19/05/2010 § 1 Comment
Autism and migration. Claudia finds out why leaving your country of birth to live elsewhere could pose a health risk to any children you later have in your new adoptive country. For the first time a large-scale study has shown that the risk of autism could be as much as five times higher in children whose mothers migrated to the UK from the Caribbean, Africa or Asia. She discusses this with Daphne Keen consultant paediatrician at St George’s Hospital in London.
Health Check on BBC World Service 17th May 2010
First study to look at more than 400 children.
Following up on sporadic reports over the years, one study from Austialia in mid 1970’s which noticed an increase in autism in children born to German and Greek immigrants.
Looking at 400 children born in UK. Found an increased risk if parents had migrated from the Caribbean, Africa or Asia but not from other European counties.
The size of the increase of the risk, was greatest for the Caribbean population which was at least 5 times. the risk was significant but a bit less for the African population and a much smaller but still elevated fro those the Asian population.

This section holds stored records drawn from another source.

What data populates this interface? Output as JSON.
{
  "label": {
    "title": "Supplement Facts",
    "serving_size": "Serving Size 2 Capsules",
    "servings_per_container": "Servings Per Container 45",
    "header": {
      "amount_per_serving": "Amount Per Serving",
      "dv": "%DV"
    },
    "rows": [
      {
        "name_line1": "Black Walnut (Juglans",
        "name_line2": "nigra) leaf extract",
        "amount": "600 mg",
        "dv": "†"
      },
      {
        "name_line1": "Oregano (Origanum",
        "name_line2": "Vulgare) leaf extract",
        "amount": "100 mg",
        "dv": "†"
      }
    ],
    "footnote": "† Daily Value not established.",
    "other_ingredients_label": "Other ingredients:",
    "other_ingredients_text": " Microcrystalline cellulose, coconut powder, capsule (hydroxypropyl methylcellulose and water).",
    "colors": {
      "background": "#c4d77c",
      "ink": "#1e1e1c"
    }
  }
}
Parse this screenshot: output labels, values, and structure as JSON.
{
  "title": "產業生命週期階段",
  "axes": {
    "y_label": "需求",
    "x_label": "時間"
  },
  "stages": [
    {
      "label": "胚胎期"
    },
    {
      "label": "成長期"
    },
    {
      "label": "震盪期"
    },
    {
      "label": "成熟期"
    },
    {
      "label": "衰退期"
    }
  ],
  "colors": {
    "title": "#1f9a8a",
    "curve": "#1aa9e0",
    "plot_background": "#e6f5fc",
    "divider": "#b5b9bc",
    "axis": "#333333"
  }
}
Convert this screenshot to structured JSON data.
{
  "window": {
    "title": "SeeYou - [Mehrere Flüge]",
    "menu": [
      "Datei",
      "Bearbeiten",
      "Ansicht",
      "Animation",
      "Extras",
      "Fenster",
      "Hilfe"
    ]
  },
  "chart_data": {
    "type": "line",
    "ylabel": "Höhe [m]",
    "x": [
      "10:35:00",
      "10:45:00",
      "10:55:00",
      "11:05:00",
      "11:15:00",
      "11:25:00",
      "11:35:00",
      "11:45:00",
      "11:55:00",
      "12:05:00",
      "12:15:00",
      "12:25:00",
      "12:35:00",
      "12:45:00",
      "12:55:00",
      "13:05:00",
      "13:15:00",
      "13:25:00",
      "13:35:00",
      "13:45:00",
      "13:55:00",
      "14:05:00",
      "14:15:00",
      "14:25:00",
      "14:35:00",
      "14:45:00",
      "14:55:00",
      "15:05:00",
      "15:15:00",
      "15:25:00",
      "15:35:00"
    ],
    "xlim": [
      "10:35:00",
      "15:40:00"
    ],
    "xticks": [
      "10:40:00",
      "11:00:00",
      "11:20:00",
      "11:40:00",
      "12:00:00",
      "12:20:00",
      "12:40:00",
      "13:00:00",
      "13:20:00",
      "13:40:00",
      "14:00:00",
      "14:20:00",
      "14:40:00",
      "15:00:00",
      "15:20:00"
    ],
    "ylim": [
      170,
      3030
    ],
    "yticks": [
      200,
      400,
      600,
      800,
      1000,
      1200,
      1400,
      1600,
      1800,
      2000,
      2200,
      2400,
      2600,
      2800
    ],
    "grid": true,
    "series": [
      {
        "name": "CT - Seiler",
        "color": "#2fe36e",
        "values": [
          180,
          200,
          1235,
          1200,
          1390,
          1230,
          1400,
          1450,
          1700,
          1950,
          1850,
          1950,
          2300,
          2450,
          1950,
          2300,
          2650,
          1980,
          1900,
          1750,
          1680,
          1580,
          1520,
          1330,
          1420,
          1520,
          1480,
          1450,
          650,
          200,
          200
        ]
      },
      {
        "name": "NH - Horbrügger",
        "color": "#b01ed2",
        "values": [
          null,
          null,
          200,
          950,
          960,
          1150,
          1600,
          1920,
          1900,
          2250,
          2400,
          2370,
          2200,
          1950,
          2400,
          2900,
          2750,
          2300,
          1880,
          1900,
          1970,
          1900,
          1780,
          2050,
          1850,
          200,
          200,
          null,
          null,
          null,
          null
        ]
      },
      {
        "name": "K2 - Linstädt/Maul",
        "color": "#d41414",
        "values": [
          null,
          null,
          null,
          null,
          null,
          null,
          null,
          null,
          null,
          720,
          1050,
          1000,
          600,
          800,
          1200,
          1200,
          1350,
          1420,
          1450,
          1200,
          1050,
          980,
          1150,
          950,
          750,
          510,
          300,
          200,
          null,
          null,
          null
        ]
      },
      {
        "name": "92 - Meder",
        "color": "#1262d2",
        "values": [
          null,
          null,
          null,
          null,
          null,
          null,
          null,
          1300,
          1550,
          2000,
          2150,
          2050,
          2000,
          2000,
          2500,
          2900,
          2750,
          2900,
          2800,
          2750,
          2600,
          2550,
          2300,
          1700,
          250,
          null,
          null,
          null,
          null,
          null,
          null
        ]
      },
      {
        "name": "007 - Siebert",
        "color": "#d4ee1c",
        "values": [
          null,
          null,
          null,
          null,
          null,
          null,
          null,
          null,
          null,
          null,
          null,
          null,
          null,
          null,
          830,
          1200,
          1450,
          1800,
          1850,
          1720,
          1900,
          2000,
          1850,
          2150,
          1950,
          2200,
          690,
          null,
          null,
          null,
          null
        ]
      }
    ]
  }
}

Is ethnicity the factor then? No. When the children whose parents had migrated from the Caribbean and Africa, were compared to those children who were born also born to parents from Caribbean and Africa but in UK. When analysed together the risk fell considerably, therefore it suggested that immigration is the major factor and ethnicity was just possibly a factor.
An idea to consider: the residual effect is in fact and attenuated risk observed in second and third generation, but has not been studied.
Could it be a by product of the stresses of migration? – Although it is unkown what causes autism, it is not considered to be linked with adversity or socio economic factors. However some links have been suggested between those kind of stress factors and social isolations and the on set of schizophrenia.
It was observed in this study that the child with autism was not always the first child to be born in the family following the migration.